Sermorelin is a GHRH analog that amplifies natural growth hormone pulses. Ipamorelin is a ghrelin mimetic (GHRP) that triggers GH release through a different receptor. They work through separate pathways.
Ipamorelin is the cleanest GHRP available. It does not raise cortisol, prolactin, or appetite at normal doses. Sermorelin has minimal side effects but can cause antibody formation over 6+ months of use.
Sermorelin requires daily injection. Ipamorelin can be dosed 1 to 3 times daily depending on goals, with a 2-hour half-life allowing flexible timing.
Sermorelin has a narrower dose range (200 to 500 mcg daily). Ipamorelin spans 100 to 300 mcg per injection, with frequency being the main variable.
Most practitioners recommend stacking these rather than choosing one. The GHRH + GHRP combination produces a stronger, cleaner GH pulse than either peptide alone.

When to Choose Sermorelin

You want a single daily injection for GH optimization
Sleep quality and deep sleep improvement are the main goals
You're already on a GHRP and want to switch to a GHRH instead
You prefer the simplest possible dosing protocol (one injection at bedtime)

When to Choose Ipamorelin

Clean GH release without cortisol or prolactin spikes matters most
Fat loss and body composition are primary goals
You want precise control with flexible dosing (1 to 3 times daily)
You're looking for the safest entry point into GH peptides (safety grade A)

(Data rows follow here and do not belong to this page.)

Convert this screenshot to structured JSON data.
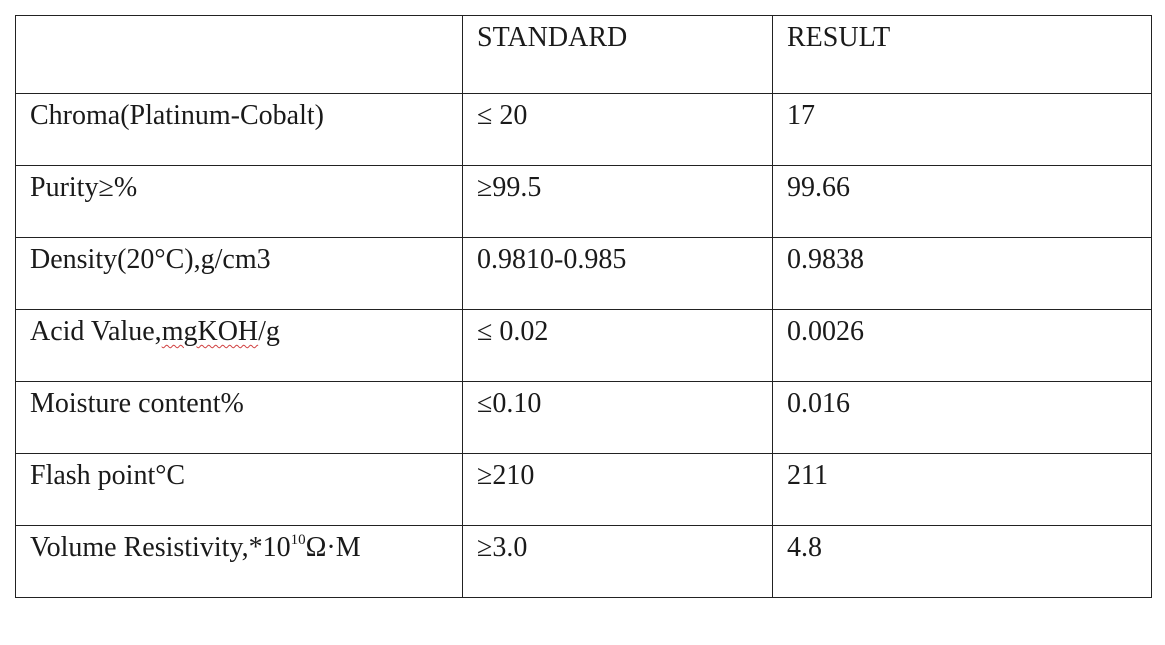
{
  "table": {
    "headers": [
      "",
      "STANDARD",
      "RESULT"
    ],
    "rows": [
      {
        "property": "Chroma(Platinum-Cobalt)",
        "standard": "≤ 20",
        "result": "17"
      },
      {
        "property": "Purity≥%",
        "standard": "≥99.5",
        "result": "99.66"
      },
      {
        "property": "Density(20°C),g/cm3",
        "standard": "0.9810-0.985",
        "result": "0.9838"
      },
      {
        "property_prefix": "Acid Value,",
        "property_marked": "mgKOH",
        "property_suffix": "/g",
        "standard": "≤ 0.02",
        "result": "0.0026"
      },
      {
        "property": "Moisture content%",
        "standard": "≤0.10",
        "result": "0.016"
      },
      {
        "property": "Flash point°C",
        "standard": "≥210",
        "result": "211"
      },
      {
        "property_prefix": "Volume Resistivity,*10",
        "property_exponent": "10",
        "property_suffix": "Ω·M",
        "standard": "≥3.0",
        "result": "4.8"
      }
    ]
  },
  "colors": {
    "text": "#1a1a1a",
    "border": "#222222",
    "spellcheck_underline": "#d04040"
  }
}
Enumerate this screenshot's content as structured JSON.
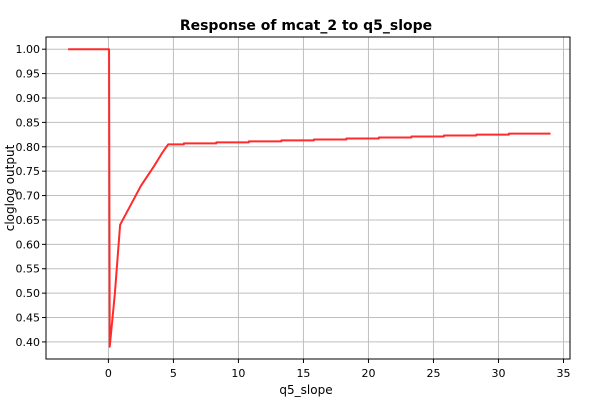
{
  "chart_data": {
    "type": "line",
    "title": "Response of mcat_2 to q5_slope",
    "xlabel": "q5_slope",
    "ylabel": "cloglog output",
    "xlim": [
      -4.8,
      35.5
    ],
    "ylim": [
      0.365,
      1.025
    ],
    "xticks": [
      0,
      5,
      10,
      15,
      20,
      25,
      30,
      35
    ],
    "yticks": [
      0.4,
      0.45,
      0.5,
      0.55,
      0.6,
      0.65,
      0.7,
      0.75,
      0.8,
      0.85,
      0.9,
      0.95,
      1.0
    ],
    "grid": true,
    "colors": {
      "line": "#ff2b2b",
      "grid": "#bfbfbf",
      "axis": "#000000"
    },
    "series": [
      {
        "points": [
          [
            -3.1,
            1.0
          ],
          [
            0.05,
            1.0
          ],
          [
            0.1,
            0.39
          ],
          [
            0.5,
            0.5
          ],
          [
            0.9,
            0.64
          ],
          [
            1.5,
            0.67
          ],
          [
            2.5,
            0.72
          ],
          [
            3.5,
            0.76
          ],
          [
            4.2,
            0.79
          ],
          [
            4.6,
            0.805
          ],
          [
            5.8,
            0.805
          ],
          [
            5.8,
            0.807
          ],
          [
            8.3,
            0.807
          ],
          [
            8.3,
            0.809
          ],
          [
            10.8,
            0.809
          ],
          [
            10.8,
            0.811
          ],
          [
            13.3,
            0.811
          ],
          [
            13.3,
            0.813
          ],
          [
            15.8,
            0.813
          ],
          [
            15.8,
            0.815
          ],
          [
            18.3,
            0.815
          ],
          [
            18.3,
            0.817
          ],
          [
            20.8,
            0.817
          ],
          [
            20.8,
            0.819
          ],
          [
            23.3,
            0.819
          ],
          [
            23.3,
            0.821
          ],
          [
            25.8,
            0.821
          ],
          [
            25.8,
            0.823
          ],
          [
            28.3,
            0.823
          ],
          [
            28.3,
            0.825
          ],
          [
            30.8,
            0.825
          ],
          [
            30.8,
            0.827
          ],
          [
            34.0,
            0.827
          ]
        ]
      }
    ]
  }
}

Can You Stack Sermorelin + Ipamorelin?

Yes — Synergistic

Sermorelin + ipamorelin is one of the most popular GH peptide stacks. Sermorelin primes the GHRH receptor while ipamorelin triggers release through the ghrelin receptor. Together they produce a stronger, more natural GH pulse than either peptide alone. Inject both subcutaneously at the same time, typically before bed.